README: Online tree-based planning for active spacecraft fault estimation and collision avoidance
https://doi.org/10.5061/dryad.xgxd254r1
Data and source code are presented here for our Science Robotics paper: Online Tree-based Planning for Active Spacecraft Fault Estimation and Collision Avoidance. This work develops and demonstrates the Safe Fault Estimation via Active Sensing Tree Search (s-FEAST) algorithm, which takes actions to actively diagnose faults in safety-critical settings for robotic spacecraft.
A video overview which accompanies our paper can be found below. It presents our hardware experiments which demonstrate that the simultaneous fault estimation and constraint evaluation of our algorithm is necessary to maintain safety in time-critical scenarios. The video also provides a visual summary of how our algorithm operates.
Data
The primary data and code is stored in the s-FEAST.tar.gz
tarball and can be extracted by tar -zxvf s-FEAST.tar.gz
on linux systems. Supplementary data for the high noise 2D double integrator expeirment of Figure S2 is stored in figureS2DoubleIntegrator2DHighNoiseExtended.tar.gz
and can be extracted in a similar fashion. (NOTE, the source code and data are packaged together in the "Data" section, as the data should be ready to go to reproduce plots, with absolute paths changed in the jupyter notebooks as needed).

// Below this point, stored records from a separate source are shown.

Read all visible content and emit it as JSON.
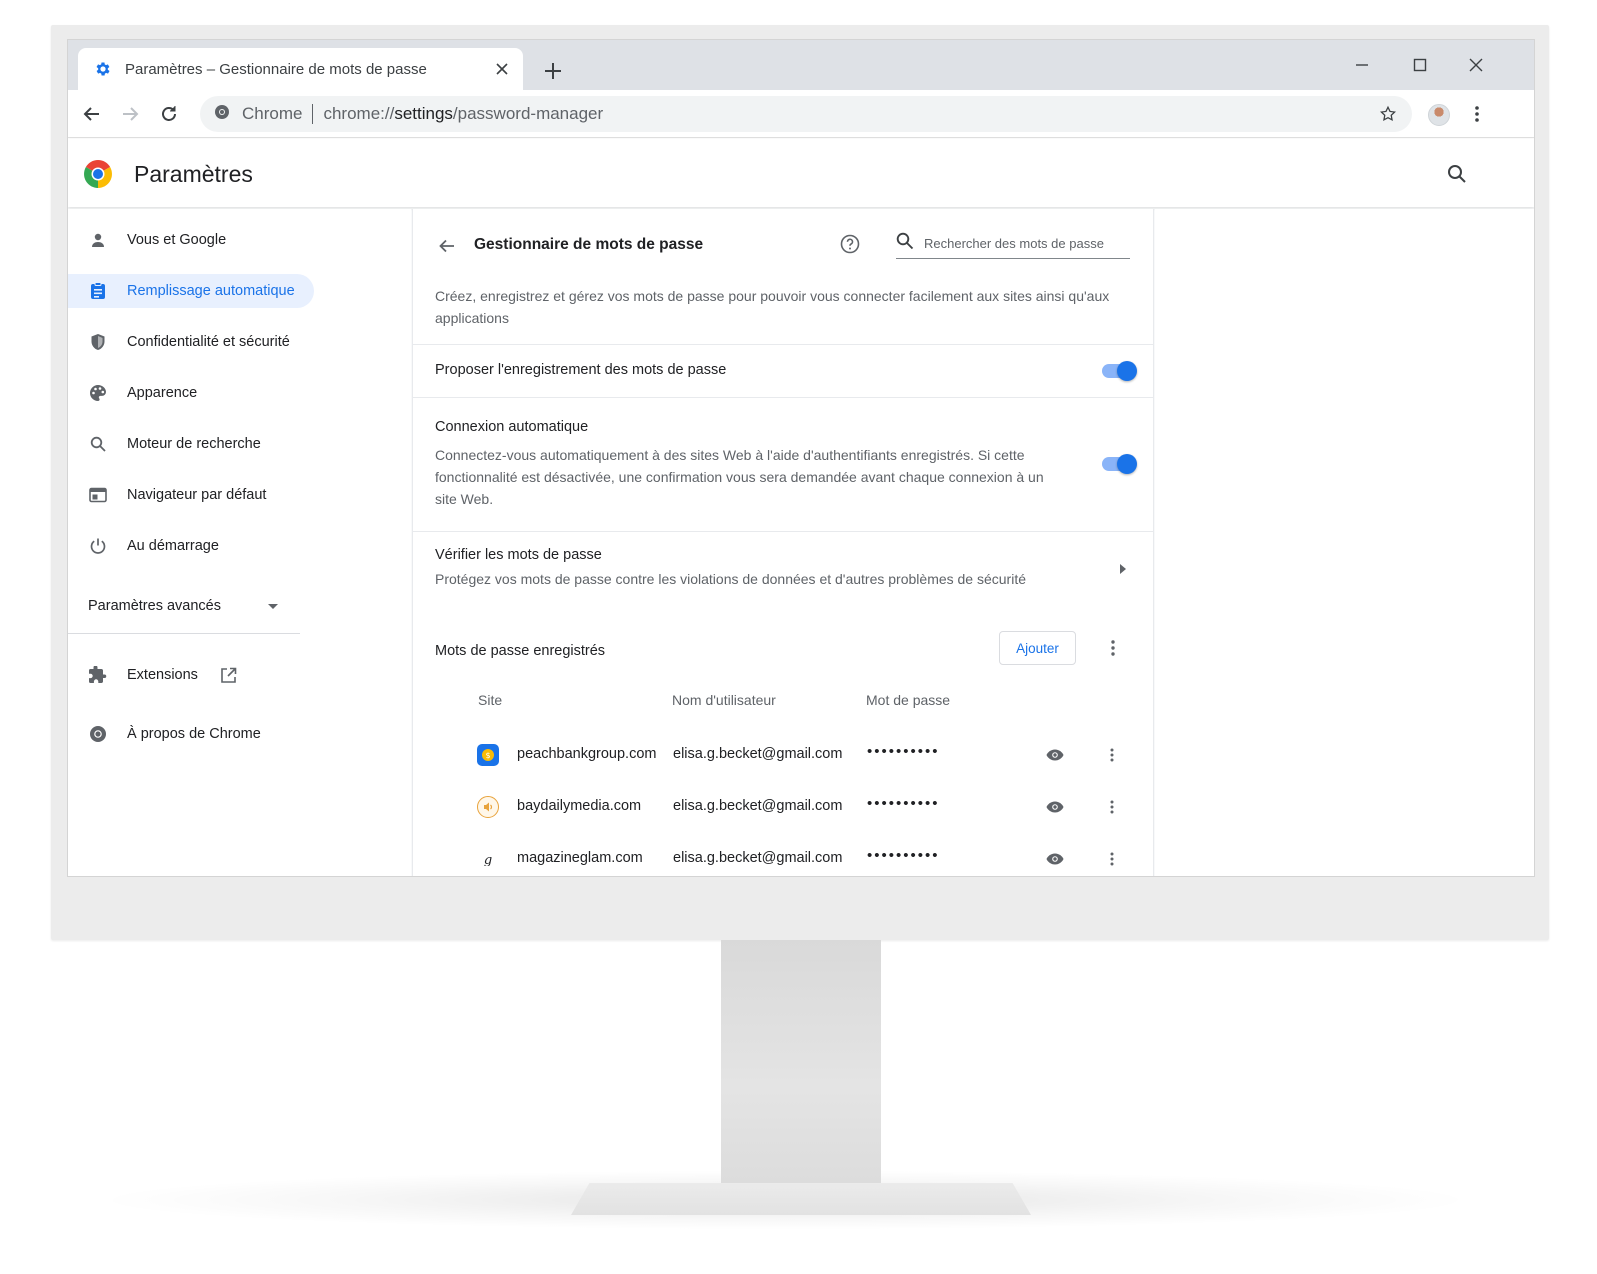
{
  "browser": {
    "tab_title": "Paramètres – Gestionnaire de mots de passe",
    "omnibox": {
      "site_label": "Chrome",
      "url_prefix": "chrome://",
      "url_host": "settings",
      "url_path": "/password-manager"
    }
  },
  "settings": {
    "title": "Paramètres",
    "sidebar": {
      "items": [
        {
          "label": "Vous et Google",
          "icon": "person-icon"
        },
        {
          "label": "Remplissage automatique",
          "icon": "assignment-icon",
          "active": true
        },
        {
          "label": "Confidentialité et sécurité",
          "icon": "shield-icon"
        },
        {
          "label": "Apparence",
          "icon": "palette-icon"
        },
        {
          "label": "Moteur de recherche",
          "icon": "search-icon"
        },
        {
          "label": "Navigateur par défaut",
          "icon": "browser-icon"
        },
        {
          "label": "Au démarrage",
          "icon": "power-icon"
        }
      ],
      "advanced_label": "Paramètres avancés",
      "extensions_label": "Extensions",
      "about_label": "À propos de Chrome"
    },
    "password_manager": {
      "title": "Gestionnaire de mots de passe",
      "search_placeholder": "Rechercher des mots de passe",
      "description": "Créez, enregistrez et gérez vos mots de passe pour pouvoir vous connecter facilement aux sites ainsi qu'aux applications",
      "offer_save": {
        "label": "Proposer l'enregistrement des mots de passe",
        "enabled": true
      },
      "auto_signin": {
        "label": "Connexion automatique",
        "description": "Connectez-vous automatiquement à des sites Web à l'aide d'authentifiants enregistrés. Si cette fonctionnalité est désactivée, une confirmation vous sera demandée avant chaque connexion à un site Web.",
        "enabled": true
      },
      "check": {
        "label": "Vérifier les mots de passe",
        "description": "Protégez vos mots de passe contre les violations de données et d'autres problèmes de sécurité"
      },
      "saved": {
        "title": "Mots de passe enregistrés",
        "add_label": "Ajouter",
        "columns": {
          "site": "Site",
          "username": "Nom d'utilisateur",
          "password": "Mot de passe"
        },
        "rows": [
          {
            "site": "peachbankgroup.com",
            "username": "elisa.g.becket@gmail.com",
            "password": "••••••••••",
            "icon": "peachbank-icon",
            "icon_color": "#1a73e8"
          },
          {
            "site": "baydailymedia.com",
            "username": "elisa.g.becket@gmail.com",
            "password": "••••••••••",
            "icon": "baydaily-icon",
            "icon_color": "#e8a33c"
          },
          {
            "site": "magazineglam.com",
            "username": "elisa.g.becket@gmail.com",
            "password": "••••••••••",
            "icon": "magazineglam-icon",
            "icon_color": "#202124"
          }
        ]
      }
    }
  },
  "colors": {
    "accent": "#1a73e8",
    "toggle_track": "#8ab4f8",
    "tabstrip": "#dee1e6"
  }
}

The s-FEAST directory is a copy of our open source code base that accompanied the accepted version of our paper. The primary subfolder is s-FEAST/failurePy
. Output data is stored in the s-FEAST/failurePy/SavedData/
folder by default and the data used to make our paper's figures is included there in the tarball. All data (except that used to produce figureS2) is stored in the form of of a subfolder with the figure name and the folliwng directory structure within each subfolder:
experimentName/solver/nSimulationsPerTree/trialNumber/trialData.dict
experimentName/solver/nSimulationsPerTree/trialNumber/trialData.txt
experimentName/solver/nSimulationsPerTree/averageData.dict
experimentName/config.yaml
experimentName/render.pdf
experimentName/version.txt
Where there can be multiple solvers per experimentName, multiple nSimulationsPerTrees per solver, and multiple trialNumbers per nSimulationsPerTree. The data in trialData.dict
and trialData.txt
are the same, but are machine vs. human readable. Each .dict
file is a python dictionary with the following keys:
field |
description |
---|---|
'physicalStateList' |
State of the system at each time step in meters. |
'failureStateList' |
Constant failure state at each time step. Values range between 0 and 1. |
'beliefList' |
Tuple of weights on each fault and a 3D array representing each conditional filter on these faults. Values represent probabilities, mean values (in meters), and covariances. |
'rewards' |
Rewards at each time step. Values range between 0 and 1. |
'actionList' |
Action taken to arrive at each time step. Values range between 0 and 1. |
'possibleFailures' |
The faults considered in this experiment, known to the estimator and solver. Values range between 0 and 1. |
'success' |
Whether the algorithm converged to the correct fault (and stayed safe). Boolean value. |
'steps' |
Number of time steps taken. Relevant if the simulation can end early. |
'wallClockTime' |
Average time to select each action in seconds. |
'treeList' |
iI saved, the search tree for each time step. Not present in runs with more than one trial per solver and nSimulationsPerTree. |
The data in averageData.dict
is also a python dictionary and represents the average over all trials for the following parameters:
field |
description |
---|---|
'avgRewards' |
Array of the average rewards at each time step. Values range between 0 and 1. |
'cumulativeAvgRewards' |
Array of the average cumulative rewards at each time step. Values range between 0 and the total number of time steps. |
'avgSuccessRate' |
Average success rate. Values range between 0 and 1. |
'avgWallClockTime' |
Average time in all trials to select each action in seconds. |
'avgSteps' |
Average steps taken. |
'varRewards' |
Array of the variance in the rewards at each time step. |
'cumulativeVarRewards' |
Array of the variance in the cumulative rewards at each time step. |
'varWallClockTime' |
The variance in the average time taken to select each action. |
The config.yaml
file provides the parameters used to run this experiment. Combined with version.txt
, which logs when the experiment was run, the version of failurePy used, and a hash of the estimator functions used, this allows for repeatability. Finally, the render.pdf
file renders the first trial run in each experiment for visualization. Other visualizations can be made as follows:
The code used to create Fig.5 and Fig. S3, is provided in failurePy/visualization/figure5andFigureS3.ipynb
. Data is stored in SavedData/figure5
and SavedData/figureS3
in the Dryad depository.
The overlays shown in Figs. 1, S4, S5, and S6 are created by using failurePy/visualization/renderSavedRun.py
to render the experimental data, which is also uploaded to the data repository. The same module can be used to re-create Fig. 6 from the raw simulation data provided. Data is stored in SavedData/figure1
in the Dryad depository, the other figures use the same data.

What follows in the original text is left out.